Polycystic ovary syndrome (PCOS), as one of the significant endocrine disorders, is common among women worldwide. Food insecurity (FI) and unhealthy dietary patterns can negatively affect reproductive health. The effects of the lifestyle modifications, especially dietary components, on PCOS are contradictory. The aim was the assessment of association between PCOS with food security status and dietary patterns among overweight or obese women.
This case-control study was performed on 240 overweight and obese women with and without PCOS (ratio 1:1) referred to the infertility clinic of Arash Hospital, Tehran, Iran. The general and socioeconomic characteristics, anthropometrics (weight, height, body mass index (BMI), waist circumference, hip circumference), physical activity, food security status, and dietary intakes (or patterns) were assessed using valid questionnaires, scales, stadiometer, and tape meter. The significant p-value was < 0.05.

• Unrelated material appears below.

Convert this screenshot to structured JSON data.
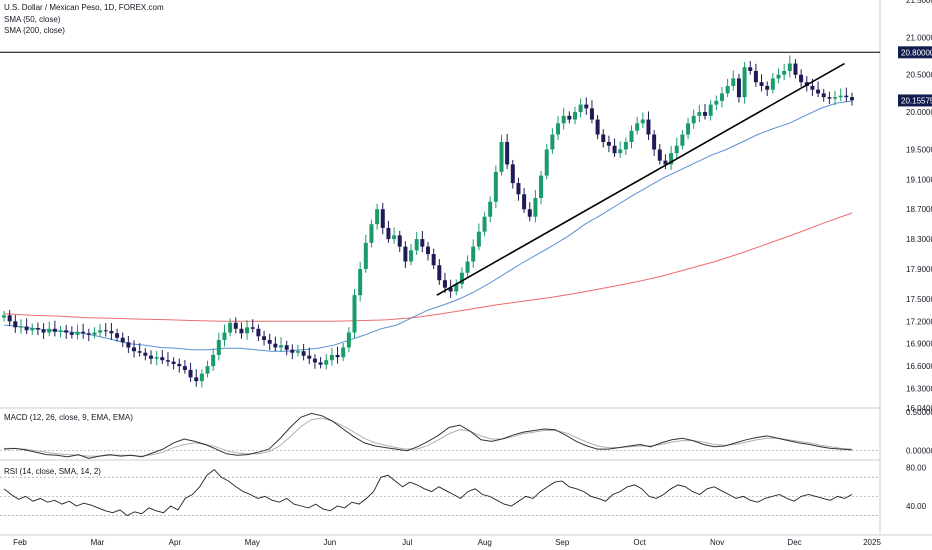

The prevalence of FI was 60% in women with PCOS and 30% in healthy women. PCOS risk was positively related to FI, quasi-western dietary patterns, low economic levels, waist circumference, and menstrual age and negatively with physical activity and healthy dietary patterns, even after controlling the potential confounders (P < 0.05). PCOS women had a higher intake of saturated fats, monounsaturated fats, oleic acid, fluorine, sucrose, and caffeine and a lower intake of vitamins A, B5, B6, B12, C, and D, potassium, proteins, carbohydrates, cholesterols, docosahexaenoic acid, potassium, carotenes, lutein, beta-cryptoxanthin, lycopene, calcium, iron, thiamine, riboflavin, niacin, tetra- and dihydrofolate, biotin, phosphorus, magnesium, zinc, copper, fiber (total, insoluble, and crude), glucose, galactose, fructose, and lactose compared to the healthy women (P < 0.05).
FI, quasi-western dietary patterns, low economic levels, and waist circumference were significantly associated with the higher risk of PCOS. The lifestyle changes, especially dietary patterns, may be an essential strategy for reducing PCOS. Further studies are warranted to confirm these findings and to identify the underlying mechanisms.